As for the Georgia Avenue location, “We felt a connection to the neighborhood, given the flower shop my grandparents ran. But also, one of the main goals of this place is to serve as a community meeting place. We didn’t want to open in an area that already had a bunch of food/beverage options. We wanted to offer an amenity to the neighborhood, and we want people to feel like this is their home away from home.” In effect, a clubhouse.

And Colony Club excels in emitting that neighborhood vibe. Tables up front play host to skinny-jeaned types attached to laptops, while the long wooden bar under exposed ceiling steel beams is much livelier, and the communal couches and back patio provide relaxed gathering spaces.

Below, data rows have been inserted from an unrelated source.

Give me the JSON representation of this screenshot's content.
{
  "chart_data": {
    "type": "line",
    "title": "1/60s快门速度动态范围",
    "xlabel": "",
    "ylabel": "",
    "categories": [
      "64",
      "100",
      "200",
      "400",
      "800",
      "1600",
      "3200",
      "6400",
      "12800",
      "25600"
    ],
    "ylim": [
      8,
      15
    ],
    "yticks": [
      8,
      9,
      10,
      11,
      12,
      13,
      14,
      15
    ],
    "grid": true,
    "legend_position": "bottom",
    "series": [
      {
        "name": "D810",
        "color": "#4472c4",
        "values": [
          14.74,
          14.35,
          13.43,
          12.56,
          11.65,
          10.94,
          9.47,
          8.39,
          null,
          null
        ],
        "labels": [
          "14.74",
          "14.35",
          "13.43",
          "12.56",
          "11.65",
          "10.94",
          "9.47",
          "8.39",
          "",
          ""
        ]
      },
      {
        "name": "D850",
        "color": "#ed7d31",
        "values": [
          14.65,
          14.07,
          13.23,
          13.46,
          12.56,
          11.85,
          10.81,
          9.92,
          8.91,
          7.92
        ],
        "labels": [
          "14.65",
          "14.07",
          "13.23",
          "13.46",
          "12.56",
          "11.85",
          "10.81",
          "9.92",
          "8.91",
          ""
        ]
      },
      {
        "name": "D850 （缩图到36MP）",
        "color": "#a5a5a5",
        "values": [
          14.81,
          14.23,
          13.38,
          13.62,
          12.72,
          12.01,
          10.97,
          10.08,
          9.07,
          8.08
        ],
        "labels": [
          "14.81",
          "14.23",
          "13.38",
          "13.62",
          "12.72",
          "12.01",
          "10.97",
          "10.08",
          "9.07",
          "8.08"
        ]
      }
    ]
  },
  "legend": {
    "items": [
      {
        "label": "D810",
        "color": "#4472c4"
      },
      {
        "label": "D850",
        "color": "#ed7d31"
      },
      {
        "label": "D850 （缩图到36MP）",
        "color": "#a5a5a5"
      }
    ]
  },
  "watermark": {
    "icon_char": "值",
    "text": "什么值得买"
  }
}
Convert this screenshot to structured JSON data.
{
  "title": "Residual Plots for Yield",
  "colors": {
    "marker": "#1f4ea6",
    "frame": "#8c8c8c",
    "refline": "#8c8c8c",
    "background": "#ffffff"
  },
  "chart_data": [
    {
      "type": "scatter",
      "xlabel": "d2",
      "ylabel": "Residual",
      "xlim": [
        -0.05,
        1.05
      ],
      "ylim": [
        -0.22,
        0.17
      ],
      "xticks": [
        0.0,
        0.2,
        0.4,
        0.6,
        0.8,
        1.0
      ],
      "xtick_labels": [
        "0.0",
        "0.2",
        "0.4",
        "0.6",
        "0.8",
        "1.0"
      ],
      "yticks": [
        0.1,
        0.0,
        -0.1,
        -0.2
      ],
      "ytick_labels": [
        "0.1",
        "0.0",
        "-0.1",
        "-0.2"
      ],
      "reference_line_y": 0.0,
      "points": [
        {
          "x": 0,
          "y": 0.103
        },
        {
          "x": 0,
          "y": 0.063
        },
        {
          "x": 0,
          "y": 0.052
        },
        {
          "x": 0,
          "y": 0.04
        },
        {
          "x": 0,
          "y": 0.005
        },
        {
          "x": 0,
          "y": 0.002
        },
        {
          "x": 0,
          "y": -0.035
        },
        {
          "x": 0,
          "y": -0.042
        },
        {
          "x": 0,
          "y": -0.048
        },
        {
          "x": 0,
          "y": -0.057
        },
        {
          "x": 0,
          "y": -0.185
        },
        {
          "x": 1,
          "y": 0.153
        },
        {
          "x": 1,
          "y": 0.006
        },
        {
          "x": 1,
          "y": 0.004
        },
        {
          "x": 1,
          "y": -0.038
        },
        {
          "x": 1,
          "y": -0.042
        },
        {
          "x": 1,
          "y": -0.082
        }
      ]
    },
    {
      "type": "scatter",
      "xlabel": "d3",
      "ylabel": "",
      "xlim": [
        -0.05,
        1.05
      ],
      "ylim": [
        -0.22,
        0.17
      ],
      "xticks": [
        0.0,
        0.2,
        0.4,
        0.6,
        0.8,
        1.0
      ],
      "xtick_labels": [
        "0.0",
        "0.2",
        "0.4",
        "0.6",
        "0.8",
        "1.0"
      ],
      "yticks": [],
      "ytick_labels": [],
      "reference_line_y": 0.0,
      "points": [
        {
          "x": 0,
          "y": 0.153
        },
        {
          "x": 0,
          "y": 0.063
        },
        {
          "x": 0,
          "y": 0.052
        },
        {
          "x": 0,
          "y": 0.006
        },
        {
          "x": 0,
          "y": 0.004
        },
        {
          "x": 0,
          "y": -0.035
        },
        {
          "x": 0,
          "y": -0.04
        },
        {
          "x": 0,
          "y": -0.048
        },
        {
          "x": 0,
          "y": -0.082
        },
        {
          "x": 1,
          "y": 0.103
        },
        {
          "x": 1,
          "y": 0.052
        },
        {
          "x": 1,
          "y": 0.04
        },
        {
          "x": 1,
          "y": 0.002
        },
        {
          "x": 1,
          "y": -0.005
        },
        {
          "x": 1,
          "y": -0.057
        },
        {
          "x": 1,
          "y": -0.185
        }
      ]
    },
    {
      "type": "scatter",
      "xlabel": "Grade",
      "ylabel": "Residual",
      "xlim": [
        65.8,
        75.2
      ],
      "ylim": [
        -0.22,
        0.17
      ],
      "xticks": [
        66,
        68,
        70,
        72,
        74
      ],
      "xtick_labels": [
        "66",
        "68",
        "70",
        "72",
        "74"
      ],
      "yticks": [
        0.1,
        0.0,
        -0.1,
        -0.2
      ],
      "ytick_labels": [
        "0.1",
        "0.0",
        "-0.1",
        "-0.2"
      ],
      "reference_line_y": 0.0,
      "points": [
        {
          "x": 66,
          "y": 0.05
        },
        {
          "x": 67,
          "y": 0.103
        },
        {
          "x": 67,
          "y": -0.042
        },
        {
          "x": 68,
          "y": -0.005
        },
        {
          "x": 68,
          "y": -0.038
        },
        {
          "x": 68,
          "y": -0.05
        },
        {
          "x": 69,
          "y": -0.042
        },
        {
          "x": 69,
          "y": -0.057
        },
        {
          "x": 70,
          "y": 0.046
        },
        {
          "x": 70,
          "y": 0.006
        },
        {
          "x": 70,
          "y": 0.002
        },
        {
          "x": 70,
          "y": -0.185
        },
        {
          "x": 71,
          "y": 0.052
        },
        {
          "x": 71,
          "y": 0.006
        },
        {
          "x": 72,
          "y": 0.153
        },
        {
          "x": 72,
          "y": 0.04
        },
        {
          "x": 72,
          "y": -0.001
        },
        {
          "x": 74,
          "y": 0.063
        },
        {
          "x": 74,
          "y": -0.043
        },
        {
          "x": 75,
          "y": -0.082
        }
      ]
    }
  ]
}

The menu is simple and short (there’s no kitchen to speak of) and entirely chef-driven, curated to match the environment. It’s at once accessible to the person who wants a quick beer, but also has the depth to interest the patron who wants to chat with the barista and spend time savoring her drink. The food—cheese, fish, charcuterie—is sliced and served on the spot, impeccably plated. These smoked, dried and cured foods offer up something of a nod to the Old Country and Max’s roots. While grandma likely ate smoked fish with rye, she probably didn’t do it from an international package graced with beautiful artwork, nor did she eat it on a wooden board accompanied by caraway seed-flecked flatbread, butter, lemon and herbs. And certainly not paired with local beers, wines from family-owned vineyards and handmade potato chips from a California father-son duo.

A cheese and snack plate (photo by Evan Caplan)

A cheese and snack plate (photo by Evan Caplan)

Mornings mean baked goods like scones, biscuits and, our favorite, rugelach. Of course, the shining star is the coffee program at the brew bar. Choose from AeroPress, Kalita or Chemex pour-overs for your third-wave coffee fix. Add a splash of small-batch milk from Five Acre Farms (dairy-free options available!), and that’s simply Colony in a cup.

“Our objective of creating a neighborhood gathering space could be described as a Jewish one,” Max says. “I think there’s a connection between the concept of Shabbat—taking time out of your normal routine to pause and reflect and enjoy time with loved ones—and the concept of the coffee break. That moment of slowness is really valuable, be it a five-minute espresso or a Shabbat dinner.” And maybe a game of ping-pong with your friends.

Colony Club, 202-722-7202, 3118 Georgia Ave NW, Washington, DC, Monday–Thursday 7 am–11 pm, Friday 7 am–12 am, Saturday 8 am–12 am, Sunday 8 am–5 pm.